Il y a 2 ans, une grève de la faim contre le GCO

Il y a 2 ans, une grève de la faim contre le GCO

Il y a 2 ans, jour pour jour, se terminait la grève de la faim engagée par 10 citoyens luttant contre le projet de Grand Contournement Ouest de Strasbourg.

Le Collectif GCO NON MERCI et Alsace Nature ne les oublient pas, en ce jour anniversaire.

Ces militants, soutenus par le collectif GCO NON MERCI, les associations environnementales, et de nombreux citoyens et élus locaux, avaient commencé cette grève de la faim le 22 octobre 2018 pour obtenir un moratoire sur le projet autoroutier. N’ayant pu obtenir l’annulation de la Déclaration d’Utilité Publique, ni la suspension des travaux préparatoires (le tribunal ayant invoqué des circonstances exceptionnelles pour ne pas accorder la suspension !), les militants ont pendant plusieurs semaines cessé de s’alimenter pour interpeller le président de la République et lui demander de stopper les travaux, l’invitant par-là à mettre en conformité ses paroles (« Make our Planet Great again ») et ses actes.

Devant le silence incroyable de l’Etat et des dirigeants de l’Eurométropole, conscients qu’ils n’obtiendraient rien, et pour ne pas mettre en danger la vie de certains d’entre-eux affaiblis par 30 jours sans manger, les grévistes de la faim ont cessé leur action le 20 novembre 2018, sans pour autant renoncer à lutter contre ce projet climaticide.

 

Deux ans après, où en est-on ?

Dans un contexte climatique et de déclin de la biodiversité particulièrement intenses, malheureusement, les opposants n’ont pas réussi à stopper le projet.

Alors que les tribunaux, saisis par Alsace Nature, n’ont toujours pas statué sur le fond du dossier, Vinci et ses sous-traitants continuent leurs travaux destructeurs ! Le jugement interviendra-t-il après l’inauguration de la mise en service de l’autoroute ?

Alors que la justice ne semble pas pressée de statuer sur le fonds du dossier, de nombreux militants ont été poursuivis en justice pour des actions non violentes visant à alerter contre la destruction de la nature et les incohérences de ce dossier… Bizarrement, lorsque les plaintes émanent de Vinci ou de l’Etat, les tribunaux ont l’air plus prompt à réagir !

Alors que rien n’est décidé concernant la requalification de l’A35 qui devait être couplée à la réalisation du GCO, nous ne savons toujours pas comment l’Etat compte réduire le problème des camions en transit dans la métropole strasbourgeoise.

Alors que des forêts (à Vendenheim et à Kolbsheim), des zones humides, des alignements d’arbres, des haies, des vergers, autant de biotopes qui abritaient des espèces rares ou non,  ont été détruits, anéantis par les machines, on ne voit pas beaucoup avancer le chantier des grandes compensations environnementales censées être réalisées par Vinci avant la mise en circulation de l’autoroute.

Alors que Vinci & consorts sont dans l’obligation – selon les arrêtés préfectoraux d’autorisation – de veiller à réduite les impacts du chantier, les riverains n’en peuvent plus des nuisances sonores, de la poussière, du non respects des règles de circulation par les conducteurs d’engins dans les villages traversés …

De plus, comme le souligne Maurice Wintz, Président d’Alsace Nature, dans une tribune récente : “Le chantier du GCO n’en finit pas de dérouler son ruban mortifère à travers les forêts et cultures de l’ouest de Strasbourg.

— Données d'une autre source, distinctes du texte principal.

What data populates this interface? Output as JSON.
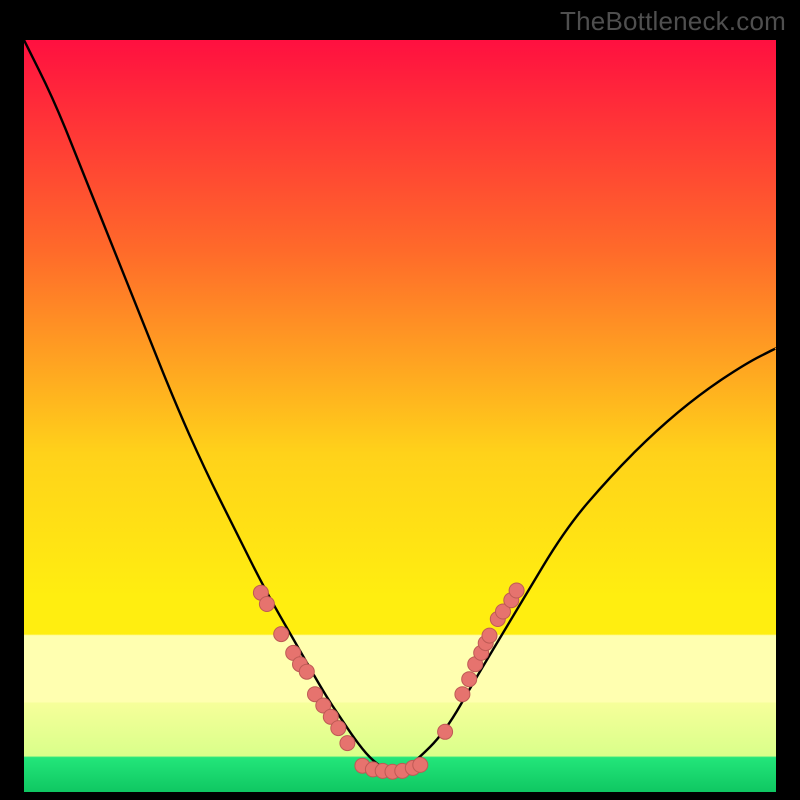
{
  "watermark": "TheBottleneck.com",
  "colors": {
    "gradient_top": "#ff1040",
    "gradient_mid1": "#ff6a2a",
    "gradient_mid2": "#ffd21a",
    "gradient_mid3": "#ffee10",
    "gradient_band_pale": "#ffffb0",
    "gradient_bottom_green": "#23e67a",
    "gradient_bottom_green2": "#0fc762",
    "curve": "#000000",
    "dots_fill": "#e6736e",
    "dots_stroke": "#be5a55"
  },
  "chart_data": {
    "type": "line",
    "title": "",
    "xlabel": "",
    "ylabel": "",
    "xlim": [
      0,
      100
    ],
    "ylim": [
      0,
      100
    ],
    "series": [
      {
        "name": "bottleneck-curve",
        "x": [
          0,
          4,
          8,
          12,
          16,
          20,
          24,
          28,
          32,
          36,
          40,
          42,
          44,
          46,
          48,
          50,
          52,
          56,
          60,
          66,
          72,
          78,
          84,
          90,
          96,
          100
        ],
        "y": [
          100,
          92,
          82,
          72,
          62,
          52,
          43,
          35,
          27,
          20,
          13,
          10,
          7,
          4.5,
          3,
          2.7,
          4,
          8,
          15,
          25,
          35,
          42,
          48,
          53,
          57,
          59
        ]
      }
    ],
    "scatter": [
      {
        "name": "dots-left-arm",
        "points": [
          [
            31.5,
            26.5
          ],
          [
            32.3,
            25.0
          ],
          [
            34.2,
            21.0
          ],
          [
            35.8,
            18.5
          ],
          [
            36.7,
            17.0
          ],
          [
            37.6,
            16.0
          ],
          [
            38.7,
            13.0
          ],
          [
            39.8,
            11.5
          ],
          [
            40.8,
            10.0
          ],
          [
            41.8,
            8.5
          ],
          [
            43.0,
            6.5
          ]
        ]
      },
      {
        "name": "dots-valley",
        "points": [
          [
            45.0,
            3.5
          ],
          [
            46.4,
            3.0
          ],
          [
            47.7,
            2.8
          ],
          [
            49.0,
            2.7
          ],
          [
            50.3,
            2.8
          ],
          [
            51.7,
            3.2
          ],
          [
            52.7,
            3.6
          ]
        ]
      },
      {
        "name": "dots-right-arm",
        "points": [
          [
            56.0,
            8.0
          ],
          [
            58.3,
            13.0
          ],
          [
            59.2,
            15.0
          ],
          [
            60.0,
            17.0
          ],
          [
            60.8,
            18.5
          ],
          [
            61.4,
            19.8
          ],
          [
            61.9,
            20.8
          ],
          [
            63.0,
            23.0
          ],
          [
            63.7,
            24.0
          ],
          [
            64.8,
            25.5
          ],
          [
            65.5,
            26.8
          ]
        ]
      }
    ]
  }
}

On pouvait penser, compte tenu de l’intense opposition qu’il a suscitée, et des discours quasi unanimes sur l’importance de la crise écologique, que ce serait un des derniers projets destructeurs que l’Alsace pouvait se permettre. Quelle illusion !”

En effet, depuis le début du chantier du GCO, un tas de projets d’aménagements néfastes pour l’environnement voit le jour, on peut citer par exemple le projet de liaison entre le GCO et l’aéroport d’Entzheim, les méga-entrepôts, l’agrandissement de zones d’activités du côté de Duppigheim, etc …

 

Des lueurs d’espoir grâce à la mobilisation des citoyens

Même si les grévistes de la faim n’ont pas réussi à faire plier le gouvernement sur le GCO, et que les nuisances à l’environnement continuent en Alsace et ailleurs, un vaste mouvement citoyen s’est développé suite aux actions menées contre ce projet climaticide, que ce soit à travers les marches pour le climat, les actions des décrocheurs de portraits d’ANV COP21, les mobilisations contre d’autres projets (Stocamine, Amazon, … ).

Et parfois la mobilisation amène de belles victoires, comme l’abandon récemment de l’implantation d’Amazon en Alsace, ou au niveau national, la décision, ce 19 novembre, du Conseil d’Etat demandant à l’Etat français de tenir ses engagements par rapport au climat et de justifier sous 3 mois que la trajectoire de réduction des émissions de gaz à effets de serre à horizon 2030 pourra être respectée !

Nous ne remercierons jamais assez Christine, Aurélie, Rachel, Elisabeth, Maurice, Pierre, Michel, Jean-Jacques, Marc, et Jean-Jacques ainsi que tous ceux qui les ont accompagnés il y a 2 ans lors de cette grève de la faim, d’avoir montré la voie et contribué à l’engagement de beaucoup de citoyens pour les questions environnementales et climatiques.  Merci encore à eux !

 

 

 

 

Article sur le site GCO NON MERCI : https://gcononmerci.org/actus/il-y-a-2-ans-une-greve-de-la-faim-contre-le-gco/

Festival : 10 jours VERT le futur – à Kolbsheim

Festival : 10 jours VERT le futur – à Kolbsheim

ALSACE NATURE vous invite au festival des 10 jours VERT le Futur, organisé par une poignée de bénévoles passionnés, en partenariat avec plusieurs associations (dont Alsace Nature) et la commune de Kolbsheim

« Cette année 2020 porte l’espoir d’une prise de conscience et de la construction d’un soit-disant monde d’après.

Avec 10 jours VERT le futur, nous vous invitons à penser et imaginer le monde de maintenant !
Ce que nous faisons du présent détermine les sourires ou les larmes de demain. Ça commence par là, maintenant, localement et ensemble, découvrir, partager, s’émerveiller.

C’est l’esprit du rendez-vous que nous vous fixons du 10 au 20 septembre à Kolbsheim.
Là où s’est concentrée une partie de la lutte contre la construction d’une autoroute, alors que les travaux de celle-ci ont repris intensément à l’aube du déconfinement, il s’agit, aujourd’hui, de
construire des déviations imaginaires qui deviendront la réalité du futur.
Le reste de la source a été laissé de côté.